===
1185,
8
===

 

{1185,8}

vaj'h-e be-gaanagii nahii;N ma((luum
tum jahaa;N ke ho vaa;N ke ham bhii hai;N

1) the cause of strangeness/estrangement, we do not know
2) where you are from/'of', from/'of' there are even/also we

 

Notes:

be-gaanagii : 'Strangeness, the being foreign or not domestic; estrangement; shyness'. (Platts p.210)

S. R. Faruqi:

About the theme that has been expressed in this verse-- that the beloved and the lover are both from/of one single place, but still the beloved shows estrangement-- Askari Sahib has written that 'there's an astonished helplessness at the complexities of human existence'. The idea is correct, but this is not all that's in the verse. Consider these points:

(1) The similarity of the theme to that of {1185,4} is obvious. But here, what the speaker is bringing to the fore is not the beauties or actions of lover and beloved, but rather the oneness of the their origins. That is, the condition of their mutual humanity (to be human, to be a 'servant of God' [all;aah kaa bandah]) is central.

(2) In the first line, there's something unknown (we don't know why you are estranged from us). In the second line, there's something known (both of us are from the very same place). Thus between both lines, the opposition/encounter is extremely superb.

(3) The mention is of the beloved's estrangedness, and the emphasis is on the fact that this estrangement has no cause/reason; but in the tone there's no bitterness, no dramatic appeal, no emotional plea. He has expressed the idea with extreme determination and firmness. Or rather, it seems that he's saying something commonplace. To express such a theme with so much mildness (that is, without any outer turmoil and commotion) is the perfection of 'understatement', and Mir's special style.

(4) He hasn't made clear where and what that place is, from which they both are. But the utterance itself is very near to immediate life, and within ordinary human relationships is very powerful-- that we are both from the very same place. Then, tum jahaa;N ke ho can also mean 'the house to which you belong'-- that is, we are both from the same house.

(5) By tum jahaa;N ke ho vaa;N ke ham bhii hai;N the following ideas can be meant: (1) We are both from the same world. You are not some angel or Pari or non-human creature. (2) We have both come from the world of spirits [((alam-e arvaa;h] into the embodied world [((aalam-e ajsaam]. (3) We both share the same path/rule and nature/disposition [maslak-o-mashrab].

(6) It's a common theme that where the beloved is, the lover too is right there. (That is, the lover either keeps wandering around right where the beloved is, or in a spiritual way the lover habitually is where the beloved would be.) Thus Mir Hasan has a verse:

kyaa kahe;N puuchh mat kahii;N ham hai;N
tuu jahaa;N hai ;Gara.z vahii;N ham hai;N

[what can we say-- don't ask if we are around
where you are, in short, right there we are]

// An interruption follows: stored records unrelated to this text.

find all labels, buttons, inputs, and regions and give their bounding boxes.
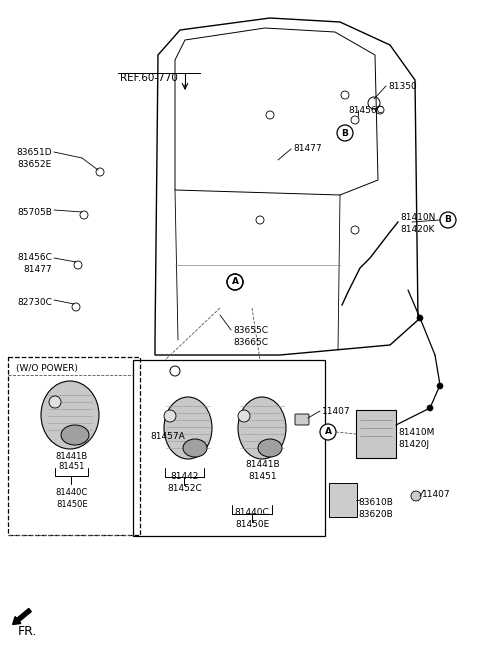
Ellipse shape <box>238 397 286 459</box>
Circle shape <box>337 125 353 141</box>
Text: 83651D: 83651D <box>16 148 52 157</box>
Ellipse shape <box>258 439 282 457</box>
Text: A: A <box>324 428 332 436</box>
Text: 81441B: 81441B <box>246 460 280 469</box>
Text: 83665C: 83665C <box>233 338 268 347</box>
Text: 81442: 81442 <box>171 472 199 481</box>
Text: 81457A: 81457A <box>150 432 185 441</box>
Text: 81420J: 81420J <box>398 440 429 449</box>
Text: 81451: 81451 <box>249 472 277 481</box>
FancyBboxPatch shape <box>356 410 396 458</box>
Text: 83652E: 83652E <box>18 160 52 169</box>
Ellipse shape <box>183 439 207 457</box>
Circle shape <box>411 491 421 501</box>
Text: REF.60-770: REF.60-770 <box>120 73 178 83</box>
Text: 81477: 81477 <box>293 144 322 153</box>
FancyBboxPatch shape <box>295 414 309 425</box>
Text: B: B <box>444 216 451 224</box>
Text: 81441B: 81441B <box>56 452 88 461</box>
Text: 82730C: 82730C <box>17 298 52 307</box>
Circle shape <box>440 212 456 228</box>
Text: B: B <box>342 129 348 138</box>
Circle shape <box>437 383 443 389</box>
Text: 81452C: 81452C <box>168 484 203 493</box>
Text: 81451: 81451 <box>59 462 85 471</box>
Text: 11407: 11407 <box>322 407 350 416</box>
Text: 11407: 11407 <box>422 490 451 499</box>
Text: 83610B: 83610B <box>358 498 393 507</box>
Text: 81410M: 81410M <box>398 428 434 437</box>
Circle shape <box>238 410 250 422</box>
Text: A: A <box>231 277 239 287</box>
Text: 83620B: 83620B <box>358 510 393 519</box>
Circle shape <box>427 405 433 411</box>
Ellipse shape <box>41 381 99 449</box>
Circle shape <box>49 396 61 408</box>
Text: 81410N: 81410N <box>400 213 435 222</box>
Text: FR.: FR. <box>18 625 37 638</box>
Ellipse shape <box>61 425 89 445</box>
Text: 81440C: 81440C <box>235 508 269 517</box>
Text: 81420K: 81420K <box>400 225 434 234</box>
Ellipse shape <box>164 397 212 459</box>
Text: 81350: 81350 <box>388 82 417 91</box>
Text: 83655C: 83655C <box>233 326 268 335</box>
Circle shape <box>417 315 423 321</box>
Circle shape <box>164 410 176 422</box>
Text: 81440C: 81440C <box>56 488 88 497</box>
Text: 81450E: 81450E <box>235 520 269 529</box>
FancyArrow shape <box>12 609 31 625</box>
Text: 85705B: 85705B <box>17 208 52 217</box>
Text: 81477: 81477 <box>24 265 52 274</box>
Text: 81456C: 81456C <box>348 106 383 115</box>
Text: 81450E: 81450E <box>56 500 88 509</box>
Circle shape <box>227 274 243 290</box>
Text: 81456C: 81456C <box>17 253 52 262</box>
Circle shape <box>320 424 336 440</box>
Text: (W/O POWER): (W/O POWER) <box>16 364 78 373</box>
FancyBboxPatch shape <box>329 483 357 517</box>
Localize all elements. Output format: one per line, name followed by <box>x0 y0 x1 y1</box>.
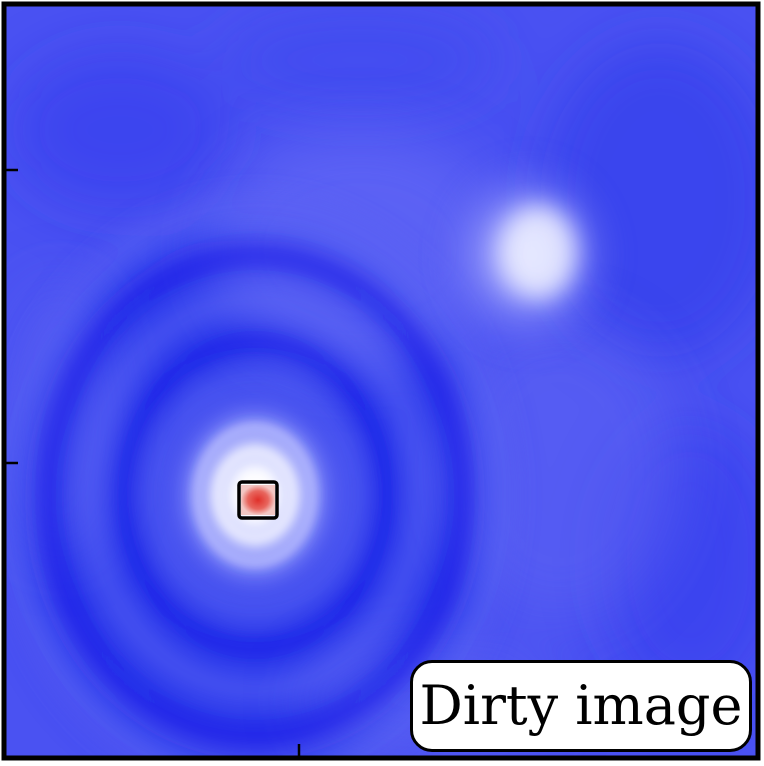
secondary-source <box>433 150 623 360</box>
peak-pixel <box>241 485 275 515</box>
panel-label-box: Dirty image <box>410 660 752 752</box>
panel-label: Dirty image <box>419 674 743 737</box>
peak-selection-box[interactable] <box>237 480 279 520</box>
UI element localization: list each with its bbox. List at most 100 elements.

But the theme of the present verse is entirely new-- that lover and beloved are both from the very same place, but there's estrangement between them. On a fundamental level, this verse expresses human melancholy-- that despite their being of the same kind, no one feels any attachment to anyone.

[See also {381,8}.]

FWP:

SETS
MOTIFS
NAMES
TERMS == UNDERSTATEMENT

It's hard to make the English 'from' bear the full weight of ke . Nowadays in English people can say they are 'from' places to which they've only recently moved, but where they plan to live for the future. By contrast, I used to meet Indians who would say with equal matter-of-factness that they were 'from' places they'd never been to at all (ancestral villages of their fathers or grandfathers, usually). Since ke contains both 'from' and 'of', it can signify the most varied kinds of possession and identification, including non-geographical ones (lover and beloved might both be 'of' the same Sufi order, or other special school of thought or belief).

In this verse it's not clear who or what has caused the 'estrangement' between the speaker and the addressee. SRF basically takes the speaker to be the lover and the addressee to be the beloved, but of course in an abstract verse like this they could be any two human beings. It might be that the 'estrangement' is involuntary; perhaps not just the speaker, but neither of them, knows why and how it has come about. Perhaps it is more like 'strangeness', and the speaker is inviting the addressee to work with him to change it into familiarity (and friendship?) by invoking their shared identity-- whatever it may be.